When saving or loading programs, the CMT (Cassette Memory Transfer) mode must be selected. Programs are saved using program numbers for identification.

==Computer-based sequencer programming==
In 2011, Defective Records Software released MC-4 Hack, a software application that enables programming of the MC-4's sequencer on computer. It works by creating audio that is routed into the MC-4's cassette input port. This eliminates the need to use the MC-4 calculator-style keypad to enter sequence information.

==Roland MC-4 additional options==
The Roland MC-4 MicroComposer was able to be used as a stand-alone CV/Gate sequencer, but as the system advanced various additional options were made available for owners needing to use the MC-4 with new tasks and procedures. These involved things like memory expansion, cassette tape media and synthesizer interfaces. Below is a list of additional options that were made available by Roland.

- Roland MTR-100 (Digital Cassette Recorder)
- Roland OP-8 (CV/DCB Interface)
- Roland OP-8M (CV/MIDI Interface)
- Roland OM-4 (Optional Memory that converted an MC-4 into an MC-4B)

===Roland MTR-100===
The Roland MTR-100 was a digital tape recorder used for storing sequence programmes for the Roland MC-4 MicroComposer. It was offered as an optional accessory for faster data transfer than a standard audio cassette player. When using a Roland MTR-100, the Roland MC-4 MicroComposer needed to be fitted with the additional memory option known as the OM-4. The MTR-100 used digital computer cassettes, Roland endorsed the use of TEAC Computer Tape CT-300 or Maxell Data Cassette Tape CT-300 or M-90.

==Notable users==
- Aphex Twin (who described it as "like making tracks on a taxi meter")
- The Cars
- Suzanne Ciani
- Vince Clarke (Yazoo, Erasure)
- Depeche Mode
- Devo
- Rusty Egan
- Fad Gadget
- Die Form
- John Foxx (The Garden Studio)
- Front 242
- Heaven 17
- The Human League
- Kontour
- Kraftwerk
- Landscape
- Adrian Lee (Toyah, Mike & the Mechanics)
- Daniel Miller
- Giorgio Moroder
- Masato Nakamura
- Rational Youth
- Martin Rushent
- Tears for Fears
- Isao Tomita
- Toto
- Wang Chung
- Yellow Magic Orchestra

===Vince Clarke===
Vince Clarke began using the MC-4 on Yazoo's debut album Upstairs at Eric's in 1982. After a good friend noticed that his later albums had changed in sound, Clarke realised this had been due to his having changed from using a Roland MC-4 MicroComposer to using MIDI sequencers. So in 1991 he returned to using MC-4 sequencers for the recording of the Erasure album Chorus. After writing the tracks for the album, they were programmed into a BBC Micro computer, running a UMI sequencing program, to get the arrangements right. The UMI software sequencer was then synced to the MC-4 and all the parts were programmed into the MC-4. The whole theory behind programming with the MC-4 was better timing. Clarke believed at the time that MIDI had timing problems due to data bottlenecks, and CV had much tighter timing. The whole sound of Chorus is due to the MC-4 not being able to program chords; the limitation of only having four channels of sequencing also contributed. At this time he envisaged touring using the MC-4 sequencer. Clarke was later quoted as saying that he bullied the spares
department at Roland UK to supply the micro-cassettes needed for data transfer and later described the MC-4 as being "a pig to program but well worth it".

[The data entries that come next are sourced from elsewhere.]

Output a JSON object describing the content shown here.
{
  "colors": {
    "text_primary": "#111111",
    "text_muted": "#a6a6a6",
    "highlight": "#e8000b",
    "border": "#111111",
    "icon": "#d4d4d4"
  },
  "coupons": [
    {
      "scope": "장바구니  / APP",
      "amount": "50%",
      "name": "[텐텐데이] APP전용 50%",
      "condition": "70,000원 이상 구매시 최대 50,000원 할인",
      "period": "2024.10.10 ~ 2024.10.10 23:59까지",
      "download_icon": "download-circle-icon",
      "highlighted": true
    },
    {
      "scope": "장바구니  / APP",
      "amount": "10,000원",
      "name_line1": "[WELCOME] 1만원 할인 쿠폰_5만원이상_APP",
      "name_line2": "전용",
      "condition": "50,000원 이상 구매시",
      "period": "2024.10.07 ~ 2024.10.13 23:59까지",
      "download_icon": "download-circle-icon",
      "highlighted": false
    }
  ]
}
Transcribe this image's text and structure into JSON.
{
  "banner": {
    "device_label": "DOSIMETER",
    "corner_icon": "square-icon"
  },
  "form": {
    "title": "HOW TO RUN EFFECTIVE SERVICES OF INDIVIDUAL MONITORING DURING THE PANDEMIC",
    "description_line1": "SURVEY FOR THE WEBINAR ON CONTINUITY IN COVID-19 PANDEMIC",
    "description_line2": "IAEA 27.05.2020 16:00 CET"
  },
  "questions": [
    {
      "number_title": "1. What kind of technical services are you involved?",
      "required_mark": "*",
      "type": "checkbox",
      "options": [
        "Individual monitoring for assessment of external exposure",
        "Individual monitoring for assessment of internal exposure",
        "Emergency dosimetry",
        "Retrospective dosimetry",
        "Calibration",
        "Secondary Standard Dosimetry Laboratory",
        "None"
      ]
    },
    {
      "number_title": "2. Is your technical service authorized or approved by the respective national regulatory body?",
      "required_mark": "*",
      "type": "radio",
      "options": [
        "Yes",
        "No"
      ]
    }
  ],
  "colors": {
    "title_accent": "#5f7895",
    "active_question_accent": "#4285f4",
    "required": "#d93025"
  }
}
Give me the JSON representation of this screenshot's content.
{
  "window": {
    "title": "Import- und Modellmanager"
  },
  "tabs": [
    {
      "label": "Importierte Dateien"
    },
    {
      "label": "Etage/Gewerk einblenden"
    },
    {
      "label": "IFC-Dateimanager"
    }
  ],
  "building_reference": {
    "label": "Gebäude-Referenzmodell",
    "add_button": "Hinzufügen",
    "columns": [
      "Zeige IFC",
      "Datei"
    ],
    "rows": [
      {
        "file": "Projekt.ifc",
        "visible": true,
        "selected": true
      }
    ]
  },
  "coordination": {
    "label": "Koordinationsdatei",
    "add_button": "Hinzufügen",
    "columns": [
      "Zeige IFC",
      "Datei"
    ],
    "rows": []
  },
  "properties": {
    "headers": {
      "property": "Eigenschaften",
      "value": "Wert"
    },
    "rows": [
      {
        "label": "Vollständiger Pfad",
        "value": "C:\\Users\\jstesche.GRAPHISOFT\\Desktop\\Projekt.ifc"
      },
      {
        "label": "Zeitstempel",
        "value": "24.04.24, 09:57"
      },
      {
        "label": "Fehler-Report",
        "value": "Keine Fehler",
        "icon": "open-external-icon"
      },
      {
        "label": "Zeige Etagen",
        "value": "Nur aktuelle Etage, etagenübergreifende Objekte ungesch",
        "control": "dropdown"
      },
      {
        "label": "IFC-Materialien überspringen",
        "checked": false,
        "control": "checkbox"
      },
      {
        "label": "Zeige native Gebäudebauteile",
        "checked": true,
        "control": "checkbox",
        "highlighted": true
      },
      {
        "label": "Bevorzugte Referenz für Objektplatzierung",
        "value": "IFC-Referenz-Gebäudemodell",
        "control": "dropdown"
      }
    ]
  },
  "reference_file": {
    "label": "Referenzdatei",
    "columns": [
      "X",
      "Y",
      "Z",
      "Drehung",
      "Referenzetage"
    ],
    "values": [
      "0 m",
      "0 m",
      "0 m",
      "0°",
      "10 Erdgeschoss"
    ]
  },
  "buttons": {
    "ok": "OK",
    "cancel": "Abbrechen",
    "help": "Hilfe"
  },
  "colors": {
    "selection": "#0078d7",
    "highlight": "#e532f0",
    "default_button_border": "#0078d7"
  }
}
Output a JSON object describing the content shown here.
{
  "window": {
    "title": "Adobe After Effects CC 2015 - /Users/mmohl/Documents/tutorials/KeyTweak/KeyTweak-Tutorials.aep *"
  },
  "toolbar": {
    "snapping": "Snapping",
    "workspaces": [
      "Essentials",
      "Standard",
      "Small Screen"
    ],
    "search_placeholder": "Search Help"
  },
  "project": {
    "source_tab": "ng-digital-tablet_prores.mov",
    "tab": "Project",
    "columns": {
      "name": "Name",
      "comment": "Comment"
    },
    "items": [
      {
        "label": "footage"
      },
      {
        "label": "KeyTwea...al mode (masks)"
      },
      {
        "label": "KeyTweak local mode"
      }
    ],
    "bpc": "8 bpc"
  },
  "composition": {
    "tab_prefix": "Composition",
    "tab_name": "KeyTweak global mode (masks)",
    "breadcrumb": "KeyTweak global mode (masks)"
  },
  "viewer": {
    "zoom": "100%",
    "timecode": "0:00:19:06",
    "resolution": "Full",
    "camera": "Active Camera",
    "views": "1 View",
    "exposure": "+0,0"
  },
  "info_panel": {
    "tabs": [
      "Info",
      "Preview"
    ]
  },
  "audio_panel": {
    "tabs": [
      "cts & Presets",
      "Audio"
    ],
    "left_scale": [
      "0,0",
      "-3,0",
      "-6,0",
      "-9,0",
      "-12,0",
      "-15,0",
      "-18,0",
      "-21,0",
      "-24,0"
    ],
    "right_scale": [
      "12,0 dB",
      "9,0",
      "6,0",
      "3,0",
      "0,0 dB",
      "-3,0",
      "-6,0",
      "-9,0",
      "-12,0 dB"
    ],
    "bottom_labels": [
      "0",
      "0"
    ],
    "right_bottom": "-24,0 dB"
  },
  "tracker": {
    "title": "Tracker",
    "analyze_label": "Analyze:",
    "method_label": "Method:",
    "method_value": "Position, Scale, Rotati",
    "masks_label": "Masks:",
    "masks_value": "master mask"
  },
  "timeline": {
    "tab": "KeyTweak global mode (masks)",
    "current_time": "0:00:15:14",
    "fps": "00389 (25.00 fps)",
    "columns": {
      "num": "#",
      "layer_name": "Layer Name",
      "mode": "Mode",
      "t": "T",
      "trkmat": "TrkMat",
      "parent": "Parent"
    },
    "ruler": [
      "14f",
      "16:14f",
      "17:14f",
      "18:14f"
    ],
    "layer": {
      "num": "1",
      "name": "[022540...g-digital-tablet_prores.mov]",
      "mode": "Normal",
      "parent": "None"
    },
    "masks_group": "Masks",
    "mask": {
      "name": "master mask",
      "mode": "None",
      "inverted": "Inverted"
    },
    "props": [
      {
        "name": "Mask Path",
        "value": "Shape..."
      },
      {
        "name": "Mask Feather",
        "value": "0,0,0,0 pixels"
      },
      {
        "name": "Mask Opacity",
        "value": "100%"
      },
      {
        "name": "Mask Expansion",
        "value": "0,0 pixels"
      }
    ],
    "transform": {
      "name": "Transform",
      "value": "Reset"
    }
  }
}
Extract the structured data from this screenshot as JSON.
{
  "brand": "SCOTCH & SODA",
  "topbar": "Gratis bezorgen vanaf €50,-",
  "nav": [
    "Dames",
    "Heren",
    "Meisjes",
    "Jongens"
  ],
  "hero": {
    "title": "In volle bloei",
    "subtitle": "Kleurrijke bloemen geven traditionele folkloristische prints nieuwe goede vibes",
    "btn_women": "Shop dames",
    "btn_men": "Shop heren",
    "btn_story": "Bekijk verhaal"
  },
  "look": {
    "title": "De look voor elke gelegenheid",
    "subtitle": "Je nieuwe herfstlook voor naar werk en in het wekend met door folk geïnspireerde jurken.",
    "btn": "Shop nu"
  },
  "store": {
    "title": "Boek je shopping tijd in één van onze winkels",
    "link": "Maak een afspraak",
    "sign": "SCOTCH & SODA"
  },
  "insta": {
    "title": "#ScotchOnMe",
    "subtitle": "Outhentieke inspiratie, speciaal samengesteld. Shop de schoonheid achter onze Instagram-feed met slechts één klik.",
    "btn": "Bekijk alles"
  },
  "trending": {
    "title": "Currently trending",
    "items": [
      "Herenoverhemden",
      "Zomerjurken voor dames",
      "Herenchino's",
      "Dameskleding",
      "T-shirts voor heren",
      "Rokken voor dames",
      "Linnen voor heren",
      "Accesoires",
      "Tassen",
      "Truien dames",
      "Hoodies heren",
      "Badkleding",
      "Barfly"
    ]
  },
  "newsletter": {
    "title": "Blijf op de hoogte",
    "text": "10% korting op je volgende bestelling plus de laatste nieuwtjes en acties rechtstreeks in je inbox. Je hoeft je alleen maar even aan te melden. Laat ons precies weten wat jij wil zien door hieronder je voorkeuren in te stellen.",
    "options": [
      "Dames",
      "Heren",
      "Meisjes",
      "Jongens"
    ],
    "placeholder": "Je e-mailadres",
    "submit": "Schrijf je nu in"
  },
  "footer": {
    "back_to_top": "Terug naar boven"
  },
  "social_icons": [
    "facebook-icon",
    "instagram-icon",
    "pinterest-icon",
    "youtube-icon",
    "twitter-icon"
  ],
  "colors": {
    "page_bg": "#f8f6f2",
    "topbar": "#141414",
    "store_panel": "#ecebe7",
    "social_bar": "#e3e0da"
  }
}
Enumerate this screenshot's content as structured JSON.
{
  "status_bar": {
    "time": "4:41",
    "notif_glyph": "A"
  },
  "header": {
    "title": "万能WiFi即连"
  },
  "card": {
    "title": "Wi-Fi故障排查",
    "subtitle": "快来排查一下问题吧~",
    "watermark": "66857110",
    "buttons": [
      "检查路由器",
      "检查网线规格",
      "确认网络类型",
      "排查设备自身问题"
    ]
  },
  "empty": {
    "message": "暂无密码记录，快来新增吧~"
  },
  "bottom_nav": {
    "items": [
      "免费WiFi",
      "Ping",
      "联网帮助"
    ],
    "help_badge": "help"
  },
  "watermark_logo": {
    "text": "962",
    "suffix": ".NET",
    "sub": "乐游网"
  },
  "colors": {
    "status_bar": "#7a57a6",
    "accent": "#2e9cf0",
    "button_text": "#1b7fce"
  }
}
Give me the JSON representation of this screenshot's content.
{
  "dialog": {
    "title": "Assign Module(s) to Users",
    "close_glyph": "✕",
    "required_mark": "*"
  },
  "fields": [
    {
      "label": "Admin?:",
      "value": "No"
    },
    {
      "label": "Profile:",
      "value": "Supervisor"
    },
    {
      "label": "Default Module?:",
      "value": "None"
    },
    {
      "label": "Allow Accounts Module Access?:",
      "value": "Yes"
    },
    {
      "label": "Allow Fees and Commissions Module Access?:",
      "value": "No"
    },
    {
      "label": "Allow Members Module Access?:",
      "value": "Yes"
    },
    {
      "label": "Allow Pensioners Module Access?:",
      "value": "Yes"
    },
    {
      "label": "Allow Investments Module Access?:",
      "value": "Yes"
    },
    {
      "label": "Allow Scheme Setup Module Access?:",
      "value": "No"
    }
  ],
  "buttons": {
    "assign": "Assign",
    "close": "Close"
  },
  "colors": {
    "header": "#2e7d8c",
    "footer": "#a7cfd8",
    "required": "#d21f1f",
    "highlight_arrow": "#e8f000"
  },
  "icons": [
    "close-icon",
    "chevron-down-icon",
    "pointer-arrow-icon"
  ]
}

After the recording of the Chorus album Erasure went on tour. He took on the challenge of using a Roland MC-4 as the main sequencer to control various synthesizers live. The synthesizers controlled by the MC-4 included a Minimoog, Roland Juno 60, Sequential Circuits Prophet-5, Oberheim Xpander and a Roland Jupiter-8. For the drums the MC-4 was synced to an Akai MPC60II.
Before the tour Clarke's collection of MC-4 sequencers were 'road hardened' by having the chips removed from their sockets and soldered directly to the circuit boards.

Eight MC-4 sequencers were obtained for the tour as back up units, but they were not needed.